What is the element used to cool the magnets to minus 271.3 degrees Celsius low temperature?

Liquid helium cools the magnets in the Large Hadron Collider, the world’s largest particle accelerator, down to -456.34 degrees Fahrenheit (-271.3 degrees Celsius). 

The United States produces about 75 percent of the world’s helium, with Qatar coming in second. In 2013, fears of a global helium shortage loomed when a 1996 law went into effect requiring the U.S. Bureau of Land Management to sell off federal reserves of helium on the cheap, discouraging the development of new helium sources. However, Congress acted, passing the Helium Stewardship Act of 2013, which slowed the sale of federal helium and allowed the BLM to auction the gas at higher prices. The bill prevented the federal government from undercutting private producers, thus encouraging more sources of helium production to go online.

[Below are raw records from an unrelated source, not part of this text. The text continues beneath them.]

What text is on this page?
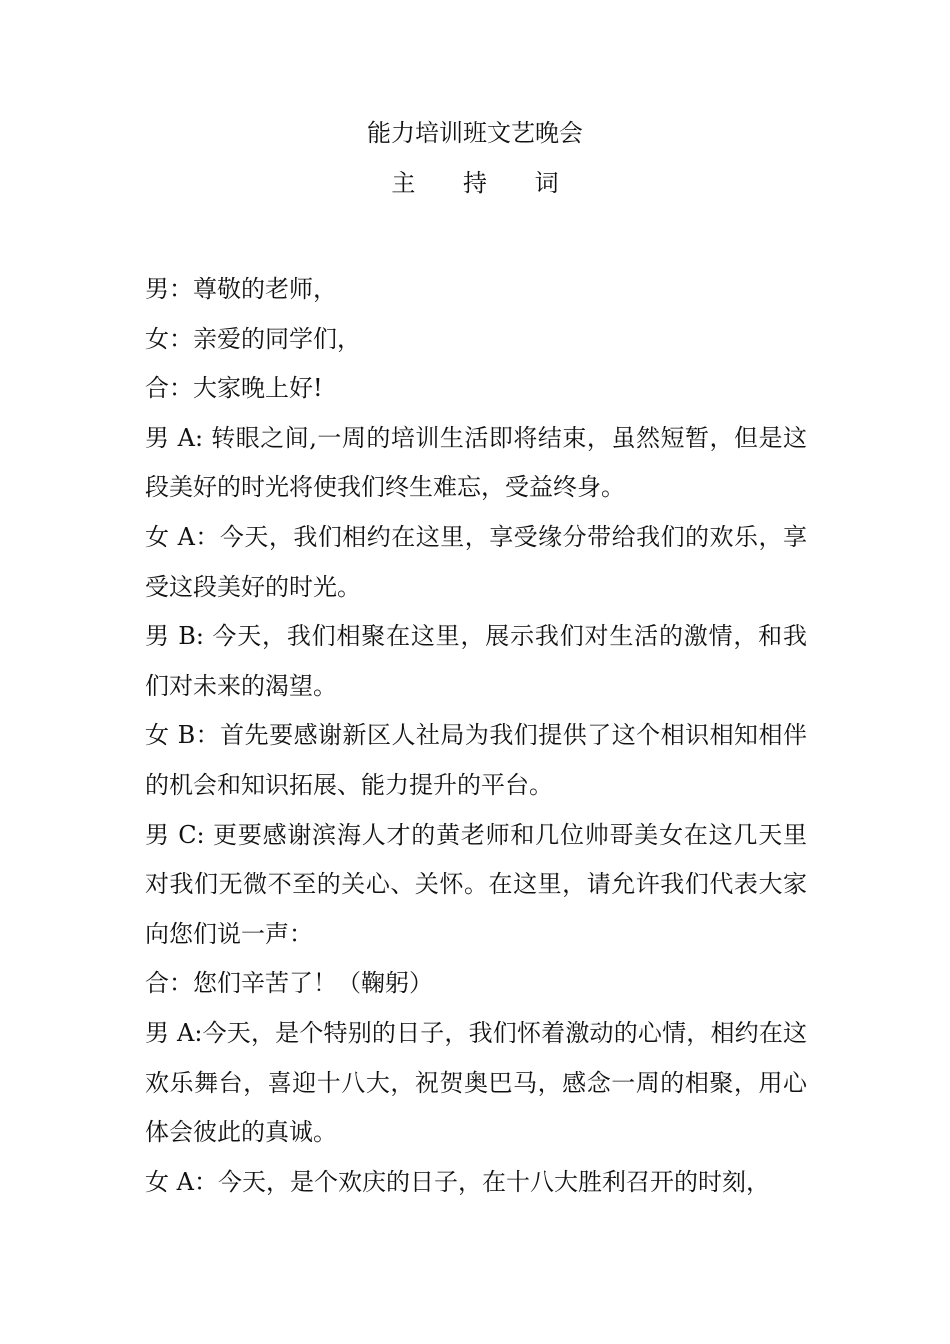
能力培训班文艺晚会
主 持 词

男：尊敬的老师，

女：亲爱的同学们，

合：大家晚上好!

男 A: 转眼之间,一周的培训生活即将结束，虽然短暂，但是这段美好的时光将使我们终生难忘，受益终身。

女 A：今天，我们相约在这里，享受缘分带给我们的欢乐，享受这段美好的时光。

男 B: 今天，我们相聚在这里，展示我们对生活的激情，和我们对未来的渴望。

女 B：首先要感谢新区人社局为我们提供了这个相识相知相伴的机会和知识拓展、能力提升的平台。

男 C: 更要感谢滨海人才的黄老师和几位帅哥美女在这几天里对我们无微不至的关心、关怀。在这里，请允许我们代表大家向您们说一声：

合：您们辛苦了！（鞠躬）

男 A:今天，是个特别的日子，我们怀着激动的心情，相约在这欢乐舞台，喜迎十八大，祝贺奥巴马，感念一周的相聚，用心体会彼此的真诚。

女 A：今天，是个欢庆的日子，在十八大胜利召开的时刻，
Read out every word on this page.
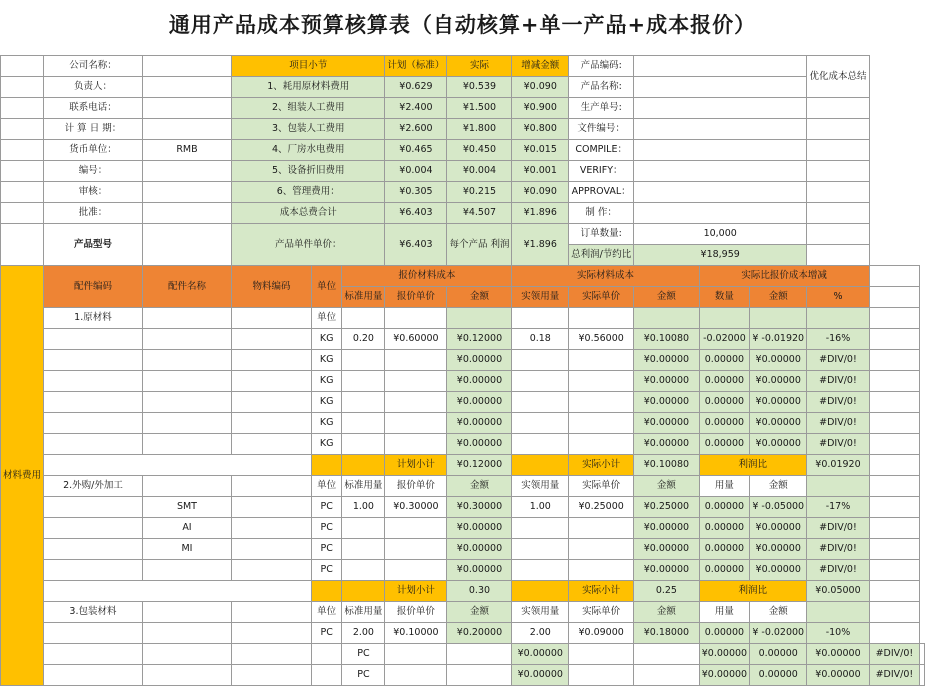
通用产品成本预算核算表（自动核算+单一产品+成本报价）
	公司名称：		项目小节			计划（标准）	实际	增减金额	产品编码:				优化成本总结		
	负责人：		1、耗用原材料费用			¥0.629	¥0.539	¥0.090	产品名称:						
	联系电话：		2、组装人工费用			¥2.400	¥1.500	¥0.900	生产单号:						
	计 算 日 期：		3、包装人工费用			¥2.600	¥1.800	¥0.800	文件编号：						
	货币单位：	RMB	4、厂房水电费用			¥0.465	¥0.450	¥0.015	COMPILE：						
	编号：		5、设备折旧费用			¥0.004	¥0.004	¥0.001	VERIFY：						
	审核：		6、管理费用：			¥0.305	¥0.215	¥0.090	APPROVAL：						
	批准：		成本总费合计			¥6.403	¥4.507	¥1.896	制 作：						
	产品型号		产品单件单价：			¥6.403	每个产品 利润	¥1.896	订单数量:	10,000					
									总利润/节约比	¥18,959					
材料费用	配件编码	配件名称	物料编码	单位	报价材料成本			实际材料成本			实际比报价成本增减				
					标准用量	报价单价	金额	实领用量	实际单价	金额	数量	金额	%		
	1.原材料			单位											
				KG	0.20	¥0.60000	¥0.12000	0.18	¥0.56000	¥0.10080	-0.02000	¥ -0.01920	-16%		
				KG			¥0.00000			¥0.00000	0.00000	¥0.00000	#DIV/0!		
				KG			¥0.00000			¥0.00000	0.00000	¥0.00000	#DIV/0!		
				KG			¥0.00000			¥0.00000	0.00000	¥0.00000	#DIV/0!		
				KG			¥0.00000			¥0.00000	0.00000	¥0.00000	#DIV/0!		
				KG			¥0.00000			¥0.00000	0.00000	¥0.00000	#DIV/0!		
						计划小计	¥0.12000		实际小计	¥0.10080	利润比		¥0.01920		
	2.外购/外加工			单位	标准用量	报价单价	金额	实领用量	实际单价	金额	用量	金额			
		SMT		PC	1.00	¥0.30000	¥0.30000	1.00	¥0.25000	¥0.25000	0.00000	¥ -0.05000	-17%		
		AI		PC			¥0.00000			¥0.00000	0.00000	¥0.00000	#DIV/0!		
		MI		PC			¥0.00000			¥0.00000	0.00000	¥0.00000	#DIV/0!		
				PC			¥0.00000			¥0.00000	0.00000	¥0.00000	#DIV/0!		
						计划小计	0.30		实际小计	0.25	利润比		¥0.05000		
	3.包装材料			单位	标准用量	报价单价	金额	实领用量	实际单价	金额	用量	金额			
				PC	2.00	¥0.10000	¥0.20000	2.00	¥0.09000	¥0.18000	0.00000	¥ -0.02000	-10%		
					PC			¥0.00000			¥0.00000	0.00000	¥0.00000	#DIV/0!	
					PC			¥0.00000			¥0.00000	0.00000	¥0.00000	#DIV/0!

Helium is helping scientists peer past the limits of their knowledge about physics and chemistry, thanks to its convenient ability to become a superfluid with relative ease. 

Superfluids are liquids that behave as if they have no viscosity, or resistance to flow. “When atoms come together in a superfluid state, they all of the sudden behave as one object,” said Oliver Gessner, a senior scientist at the Ultrafast X-ray Science Laboratory at Lawrence Berkeley National Lab, and one of the lead researchers on a project that delved into superfluid helium and observed some very bizarre behavior. 

Gessner and his colleagues were looking to push the limits of fundamental physics by testing the behavior of superfluid flows under conditions never studied before. They turned to helium because this element’s atoms come together into a superfluid state at temperatures that are relatively easy to generate, Gessner told Live Science — about 2 Kelvin, or minus 456 degrees Fahrenheit (minus 271 degrees Celsius). Other elements would freeze solid at those temperatures, Gessner said.